In 2017, forty-four countries volunteered to present their Voluntary National Reviews (VNRs) to the UN High-level Political Forum (HLPF) - the main United Nations platform dealing with sustainable development. The VNRs are part of the follow-up and review of the progress on the Agenda 2030 implementation. In their VNRs, six countries directly referenced antimicrobial resistance containment activities as a means towards successful realization of the Sustainable Development Goals (SDGs).
Indonesia highlighted improvements in their systematic approach to prevent the spread of Multidrug Resistance (MDR), in which they are making strides to seek new medical treatments. One of the main foci of the Netherlands’ approach to sustainable development, both at home and internationally, is the fight against antimicrobial resistance. Along similar lines, India and Afghanistan, emphasized drug-resistant TB prevention, while Belgium underscored antibiotic-free pork production.
Antimicrobial resistance most prominent in Sweden’s national review
However, the issue of antimicrobial resistance had the most prominent position in Sweden’s voluntary national review, where it was mentioned a dozen times. This reflected Sweden’s national success story and long-prioritized international leadership in AMR containment coupled with a civil society advocacy push to mainstream this topic into the sustainability discussions. At the HLPF, Sweden addressed the pillars of the country’s strong cross-sectoral work on AMR and its contributions to global collective action.
The Ministerial Declaration, side event and civil society push – a commitment to step up efforts on antimicrobial resistance
During the HLPF, countries reaffirmed their will to continue their AMR-mitigating efforts by adopting the Ministerial Declaration, in which they committed to “step up (their) efforts to promote immunization and combat communicable diseases such as HIV/AIDS and other sexually transmitted infections, tuberculosis, malaria, neglected tropical diseases and hepatitis, where achievements are gravely challenged, inter alia, by antimicrobial resistance.”
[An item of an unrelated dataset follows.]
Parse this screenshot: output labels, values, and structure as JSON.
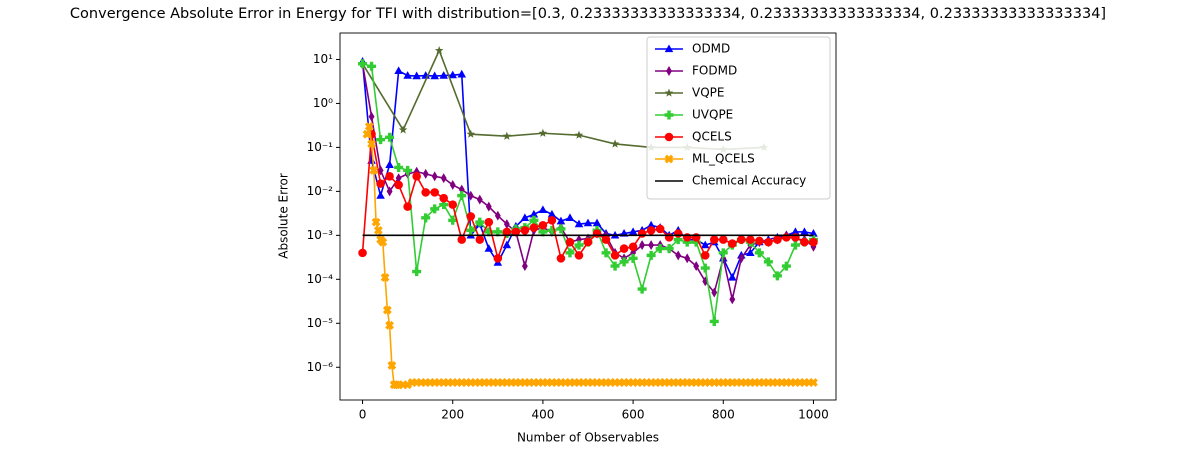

There was also a HLPF side-event solely devoted to antimicrobial resistance titled “Antimicrobial resistance, a litmus test for multi-sectoral action in the SDG era” which was co-hosted by Permanent Mission of UK to the UN, Permanent Mission of Mexico to the UN, WHO Office at the UN, UNAIDS New York Office, and FAO.
The attention to the issue of antimicrobial resistance within sustainable development talks was also raised within the CSO call orchestrated by the Health in the 2030 Agenda NGO Coalition – a group of over 100 civil society organizations with global representation addressing a broad range of health issues. In this call, the organizations urged Members States to ensure the inclusion of health, including AMR, in annual reviews of the SDGs.
Next steps on antimicrobial resistance monitoring within SDGs
In parallel, despite the fact the SDG indicators framework has been adopted while omitting direct reference to antimicrobial resistance containment, many are persistent in voicing out the need to monitor the realization of the global collective action on antimicrobial resistance also within SDGs. Further synergistic advocacy efforts as demonstrated during HLPF this year could pave the way towards introducing antimicrobial resistance indicator(s) into the SDG framework. Work on the framework will continue under the umbrella of Inter-agency Expert Group on SDG Indicators even after its adoption with minor refinements and subsequently two major refinements sessions in 2020 and 2025.